Salisbury Forum: Planet's prognosis not good


 

SALISBURY — Jeffrey Sachs, an economist, and Bill Blakemore of ABC News delivered a rather gloomy assessment of the state of the planet at the opening of this season’s lectures sponsored by the Salisbury Forum Friday, Oct. 16.

The talk was held at the Salisbury School. Blakemore "interviewed" Sachs on "Four Global Crises: Money, Security, Heat, Psychology."

Sachs, director of The Earth Institute, professor at Columbia University and an advisor to the United Nations, began by responding to Blakemore’s question of the economic impact of global warming, saying that insurance companies are paying billions of dollars in climate-related claims.

But the conversation quickly branched out in several directions.

"We’re a very crowded planet now, from 3 billion in 1965 to 7 billion today," he stated. "This massive increase in population, plus the desire for a higher standard of living on a crowded, productive planet is happening very fast.

"We don’t know how to handle it."

Of the recession, Sachs said the problems are "not impossible to solve. A good brainstorming society would take up the challenge. America has been able to rally in the past."

Referring back to the environment, "the key idea is to find technologies that can keep existing living standards without the high costs to the planet. And we need a new type of economy that gives the right signals."

Sachs said he was in favor of developing not just wind and solar power, but nuclear as well.

"I don’t like not having electricity, by the way. We’d better get back to nuclear, which we suspended 30 years ago after Three-Mile Island."

Failure to do so leaves us with what he called "the inertia of coal plants, which are certainly dangerous."

On politics, Sachs was acerbic. "It’s like science fiction, watching lobbyists eat up Congress each year."

In talking with Obama administration officials, Sachs said "it’s top-to-bottom special interests.

"And there’s not a serious thought in Congress."

Sachs said he was "disgusted" at a recent briefing on the political prospects of the Cap and Trade legislation in the Senate.

"I learned what every senator is demanding as his pound of flesh. ‘The World’s Greatest Deliberative Body’ is wrecked right now."

Sachs advocated a wholesale change in America’s foreign policy.

"These problems are not unsolvable but they’re tough.
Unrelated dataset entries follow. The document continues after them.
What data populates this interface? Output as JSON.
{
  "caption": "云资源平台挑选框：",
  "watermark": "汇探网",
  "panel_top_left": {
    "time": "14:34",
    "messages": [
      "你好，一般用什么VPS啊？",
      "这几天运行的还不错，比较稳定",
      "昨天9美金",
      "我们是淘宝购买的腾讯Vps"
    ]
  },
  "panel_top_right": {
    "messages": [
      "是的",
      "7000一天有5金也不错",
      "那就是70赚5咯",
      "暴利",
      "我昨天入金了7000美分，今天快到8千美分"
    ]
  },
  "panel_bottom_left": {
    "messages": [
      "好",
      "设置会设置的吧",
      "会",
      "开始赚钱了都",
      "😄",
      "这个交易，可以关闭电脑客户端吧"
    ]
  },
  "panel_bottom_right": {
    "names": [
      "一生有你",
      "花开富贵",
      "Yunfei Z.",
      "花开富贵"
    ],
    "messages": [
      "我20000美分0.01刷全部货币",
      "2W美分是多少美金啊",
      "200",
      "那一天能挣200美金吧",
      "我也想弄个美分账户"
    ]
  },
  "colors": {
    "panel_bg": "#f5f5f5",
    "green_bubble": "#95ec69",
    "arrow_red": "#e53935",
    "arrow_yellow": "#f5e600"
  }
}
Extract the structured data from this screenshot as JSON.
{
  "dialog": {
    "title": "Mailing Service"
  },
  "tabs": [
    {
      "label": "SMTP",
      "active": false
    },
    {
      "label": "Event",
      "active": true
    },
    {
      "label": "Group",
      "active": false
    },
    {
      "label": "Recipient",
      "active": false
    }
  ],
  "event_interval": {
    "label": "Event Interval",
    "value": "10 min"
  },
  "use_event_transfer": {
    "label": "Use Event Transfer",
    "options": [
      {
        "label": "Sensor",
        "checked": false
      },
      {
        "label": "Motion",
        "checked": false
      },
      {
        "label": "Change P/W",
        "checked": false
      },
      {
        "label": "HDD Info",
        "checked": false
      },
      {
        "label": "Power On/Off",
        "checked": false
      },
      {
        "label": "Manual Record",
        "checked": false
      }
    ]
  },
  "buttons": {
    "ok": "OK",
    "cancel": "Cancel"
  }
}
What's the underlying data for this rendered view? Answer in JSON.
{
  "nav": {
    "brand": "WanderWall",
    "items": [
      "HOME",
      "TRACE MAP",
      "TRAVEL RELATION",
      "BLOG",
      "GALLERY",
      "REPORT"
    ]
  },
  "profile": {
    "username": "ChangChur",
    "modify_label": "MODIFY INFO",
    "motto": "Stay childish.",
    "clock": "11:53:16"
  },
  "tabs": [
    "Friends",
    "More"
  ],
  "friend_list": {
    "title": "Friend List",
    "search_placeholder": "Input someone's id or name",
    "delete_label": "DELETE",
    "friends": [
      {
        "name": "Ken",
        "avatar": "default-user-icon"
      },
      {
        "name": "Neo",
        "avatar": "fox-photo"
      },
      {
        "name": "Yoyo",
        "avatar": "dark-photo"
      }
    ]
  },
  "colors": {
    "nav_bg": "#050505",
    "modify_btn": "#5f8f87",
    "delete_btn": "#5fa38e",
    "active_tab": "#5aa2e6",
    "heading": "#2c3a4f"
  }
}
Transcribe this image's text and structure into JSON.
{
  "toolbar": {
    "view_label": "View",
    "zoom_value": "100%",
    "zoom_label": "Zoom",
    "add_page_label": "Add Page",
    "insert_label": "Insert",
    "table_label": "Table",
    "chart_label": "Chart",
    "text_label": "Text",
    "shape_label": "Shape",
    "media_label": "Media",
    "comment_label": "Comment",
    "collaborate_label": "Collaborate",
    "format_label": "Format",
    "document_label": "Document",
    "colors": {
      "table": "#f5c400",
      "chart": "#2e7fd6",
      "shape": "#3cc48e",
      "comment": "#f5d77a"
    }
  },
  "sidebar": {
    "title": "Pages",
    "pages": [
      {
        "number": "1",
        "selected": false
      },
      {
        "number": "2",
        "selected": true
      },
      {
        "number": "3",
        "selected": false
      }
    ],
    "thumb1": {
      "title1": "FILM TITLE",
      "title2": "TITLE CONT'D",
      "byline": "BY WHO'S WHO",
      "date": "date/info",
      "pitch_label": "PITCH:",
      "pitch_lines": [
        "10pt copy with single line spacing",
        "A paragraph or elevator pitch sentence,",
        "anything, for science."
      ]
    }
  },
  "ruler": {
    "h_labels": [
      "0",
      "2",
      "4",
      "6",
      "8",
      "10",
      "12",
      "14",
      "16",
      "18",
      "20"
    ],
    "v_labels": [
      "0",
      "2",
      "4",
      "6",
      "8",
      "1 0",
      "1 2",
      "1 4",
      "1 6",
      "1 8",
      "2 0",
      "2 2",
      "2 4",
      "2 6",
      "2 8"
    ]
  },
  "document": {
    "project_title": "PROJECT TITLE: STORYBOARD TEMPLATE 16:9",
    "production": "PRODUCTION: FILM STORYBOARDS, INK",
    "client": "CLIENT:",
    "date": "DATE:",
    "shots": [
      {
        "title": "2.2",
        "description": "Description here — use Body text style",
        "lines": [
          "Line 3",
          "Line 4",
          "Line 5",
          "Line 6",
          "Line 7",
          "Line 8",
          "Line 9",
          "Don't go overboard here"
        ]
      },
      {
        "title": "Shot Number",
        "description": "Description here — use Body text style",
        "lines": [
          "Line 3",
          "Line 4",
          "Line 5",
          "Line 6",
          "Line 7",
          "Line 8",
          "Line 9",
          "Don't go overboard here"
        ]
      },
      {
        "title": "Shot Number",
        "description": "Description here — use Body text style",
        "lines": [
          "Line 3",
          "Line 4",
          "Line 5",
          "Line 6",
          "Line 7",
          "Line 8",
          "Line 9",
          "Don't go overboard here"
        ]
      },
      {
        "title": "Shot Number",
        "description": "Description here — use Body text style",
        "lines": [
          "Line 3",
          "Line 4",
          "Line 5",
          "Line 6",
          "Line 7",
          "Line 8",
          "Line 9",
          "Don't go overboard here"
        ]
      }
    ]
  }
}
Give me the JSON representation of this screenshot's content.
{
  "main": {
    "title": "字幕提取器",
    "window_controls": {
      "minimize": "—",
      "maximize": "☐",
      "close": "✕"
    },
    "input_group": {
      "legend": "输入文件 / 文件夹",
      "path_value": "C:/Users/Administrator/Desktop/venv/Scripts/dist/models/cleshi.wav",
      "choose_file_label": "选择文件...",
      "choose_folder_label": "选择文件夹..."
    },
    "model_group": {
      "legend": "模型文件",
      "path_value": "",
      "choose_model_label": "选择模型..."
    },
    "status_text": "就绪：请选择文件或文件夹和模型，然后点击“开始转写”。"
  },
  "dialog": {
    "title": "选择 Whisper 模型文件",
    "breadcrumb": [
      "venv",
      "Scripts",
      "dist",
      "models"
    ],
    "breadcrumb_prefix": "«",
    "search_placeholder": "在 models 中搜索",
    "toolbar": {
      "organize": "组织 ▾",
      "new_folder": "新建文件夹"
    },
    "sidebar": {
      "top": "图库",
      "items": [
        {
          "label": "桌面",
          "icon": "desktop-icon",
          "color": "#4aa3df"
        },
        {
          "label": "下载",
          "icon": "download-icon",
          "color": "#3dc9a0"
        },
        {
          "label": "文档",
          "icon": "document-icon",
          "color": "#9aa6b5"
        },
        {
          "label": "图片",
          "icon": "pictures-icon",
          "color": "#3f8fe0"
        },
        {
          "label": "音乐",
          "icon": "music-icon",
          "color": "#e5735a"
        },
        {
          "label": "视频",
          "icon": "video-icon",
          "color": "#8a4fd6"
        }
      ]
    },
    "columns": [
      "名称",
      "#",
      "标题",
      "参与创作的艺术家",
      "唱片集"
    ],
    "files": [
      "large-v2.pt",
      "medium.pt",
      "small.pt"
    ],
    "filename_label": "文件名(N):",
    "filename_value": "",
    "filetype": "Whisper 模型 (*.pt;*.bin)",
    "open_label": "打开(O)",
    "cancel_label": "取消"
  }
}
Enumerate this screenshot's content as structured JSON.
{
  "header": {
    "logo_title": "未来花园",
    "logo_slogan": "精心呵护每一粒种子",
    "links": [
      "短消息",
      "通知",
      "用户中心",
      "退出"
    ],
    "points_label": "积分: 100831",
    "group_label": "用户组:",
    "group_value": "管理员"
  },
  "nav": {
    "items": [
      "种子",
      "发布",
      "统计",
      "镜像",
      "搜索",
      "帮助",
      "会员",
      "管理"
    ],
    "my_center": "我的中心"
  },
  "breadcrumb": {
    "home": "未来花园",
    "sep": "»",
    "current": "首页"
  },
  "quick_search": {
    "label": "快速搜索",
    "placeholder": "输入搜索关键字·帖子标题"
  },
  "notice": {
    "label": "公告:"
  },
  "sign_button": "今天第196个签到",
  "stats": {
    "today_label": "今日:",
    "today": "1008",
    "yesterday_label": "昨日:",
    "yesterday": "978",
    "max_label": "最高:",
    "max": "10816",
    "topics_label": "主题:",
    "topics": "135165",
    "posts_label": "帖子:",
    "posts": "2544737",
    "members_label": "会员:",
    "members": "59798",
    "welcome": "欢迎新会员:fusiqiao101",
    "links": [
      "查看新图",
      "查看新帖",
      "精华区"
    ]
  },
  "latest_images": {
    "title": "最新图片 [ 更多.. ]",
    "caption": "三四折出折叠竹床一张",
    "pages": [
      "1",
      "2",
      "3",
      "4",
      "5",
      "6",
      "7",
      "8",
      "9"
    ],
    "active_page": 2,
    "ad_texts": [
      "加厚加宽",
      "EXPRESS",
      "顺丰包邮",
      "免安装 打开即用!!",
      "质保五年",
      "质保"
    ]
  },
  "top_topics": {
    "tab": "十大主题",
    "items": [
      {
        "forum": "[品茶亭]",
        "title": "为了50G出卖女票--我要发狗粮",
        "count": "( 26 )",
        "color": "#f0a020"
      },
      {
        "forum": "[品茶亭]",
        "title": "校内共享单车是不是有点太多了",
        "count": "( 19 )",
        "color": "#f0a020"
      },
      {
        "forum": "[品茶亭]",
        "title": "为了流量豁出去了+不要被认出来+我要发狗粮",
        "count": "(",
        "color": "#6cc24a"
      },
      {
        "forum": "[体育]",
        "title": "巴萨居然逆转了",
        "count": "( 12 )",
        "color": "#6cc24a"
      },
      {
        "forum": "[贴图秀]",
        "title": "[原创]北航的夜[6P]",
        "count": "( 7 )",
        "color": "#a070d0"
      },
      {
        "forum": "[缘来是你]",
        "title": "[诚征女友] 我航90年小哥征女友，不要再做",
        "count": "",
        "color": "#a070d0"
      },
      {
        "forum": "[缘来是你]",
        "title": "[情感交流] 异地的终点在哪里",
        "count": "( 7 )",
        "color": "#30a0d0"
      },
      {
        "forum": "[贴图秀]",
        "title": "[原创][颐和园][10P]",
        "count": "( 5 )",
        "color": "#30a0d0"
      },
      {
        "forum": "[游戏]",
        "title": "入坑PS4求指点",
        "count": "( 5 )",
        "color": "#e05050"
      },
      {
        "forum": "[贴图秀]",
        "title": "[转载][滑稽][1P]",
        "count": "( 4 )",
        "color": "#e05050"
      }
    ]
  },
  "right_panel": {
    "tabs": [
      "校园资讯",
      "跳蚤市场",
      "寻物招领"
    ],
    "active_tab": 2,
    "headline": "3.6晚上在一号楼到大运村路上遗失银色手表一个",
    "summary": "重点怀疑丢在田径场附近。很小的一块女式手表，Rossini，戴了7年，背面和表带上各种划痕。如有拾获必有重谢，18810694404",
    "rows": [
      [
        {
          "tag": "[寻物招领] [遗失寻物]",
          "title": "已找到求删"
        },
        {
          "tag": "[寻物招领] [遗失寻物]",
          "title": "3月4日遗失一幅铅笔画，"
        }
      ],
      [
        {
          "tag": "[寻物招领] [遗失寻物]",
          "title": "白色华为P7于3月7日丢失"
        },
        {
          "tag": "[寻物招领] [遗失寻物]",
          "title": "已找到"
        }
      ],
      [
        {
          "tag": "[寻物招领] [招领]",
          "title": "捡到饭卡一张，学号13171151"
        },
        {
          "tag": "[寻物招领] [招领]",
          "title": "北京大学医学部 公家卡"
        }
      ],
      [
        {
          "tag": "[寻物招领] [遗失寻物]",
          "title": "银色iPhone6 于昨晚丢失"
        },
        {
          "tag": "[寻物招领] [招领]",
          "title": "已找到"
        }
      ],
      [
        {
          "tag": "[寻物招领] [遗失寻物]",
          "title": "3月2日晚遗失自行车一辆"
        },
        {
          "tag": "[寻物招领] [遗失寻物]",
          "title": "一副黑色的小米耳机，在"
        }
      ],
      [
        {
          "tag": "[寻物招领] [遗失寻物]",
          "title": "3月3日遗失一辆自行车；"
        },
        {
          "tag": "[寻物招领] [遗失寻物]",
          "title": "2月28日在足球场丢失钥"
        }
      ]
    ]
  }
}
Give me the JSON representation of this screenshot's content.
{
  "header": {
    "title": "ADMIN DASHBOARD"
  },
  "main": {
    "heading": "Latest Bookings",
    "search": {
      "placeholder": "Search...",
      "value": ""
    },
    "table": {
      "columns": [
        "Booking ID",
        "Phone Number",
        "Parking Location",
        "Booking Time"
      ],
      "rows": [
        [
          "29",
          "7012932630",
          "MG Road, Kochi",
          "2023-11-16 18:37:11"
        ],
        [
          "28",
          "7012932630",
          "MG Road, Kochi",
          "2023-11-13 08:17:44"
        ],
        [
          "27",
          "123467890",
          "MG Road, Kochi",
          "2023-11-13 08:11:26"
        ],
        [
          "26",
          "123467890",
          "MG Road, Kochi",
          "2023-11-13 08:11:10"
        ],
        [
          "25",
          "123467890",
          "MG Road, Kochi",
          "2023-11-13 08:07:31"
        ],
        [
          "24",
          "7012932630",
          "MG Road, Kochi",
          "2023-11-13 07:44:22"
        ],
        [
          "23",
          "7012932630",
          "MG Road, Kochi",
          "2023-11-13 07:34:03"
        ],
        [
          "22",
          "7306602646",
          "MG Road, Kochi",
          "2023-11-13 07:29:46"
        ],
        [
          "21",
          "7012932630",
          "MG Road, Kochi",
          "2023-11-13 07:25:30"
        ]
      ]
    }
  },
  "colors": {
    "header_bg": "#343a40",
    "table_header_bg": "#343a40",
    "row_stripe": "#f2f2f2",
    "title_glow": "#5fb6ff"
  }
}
None of them will be solved militarily. We can’t win the wars in Iraq or Afghanistan. The only thing we can do is work with other countries.

"The problem isn’t that we’re doomed, the problem is to open our eyes."

The evening ended with a question from the audience about the concept of national security in an interconnected world.

Sachs said the core of most problems worldwide is hunger, lack of jobs and lack of education.

"Anybody who spends a day in a camel herder village will tell you: Don’t send the Army, send the Army Corps of Engineers."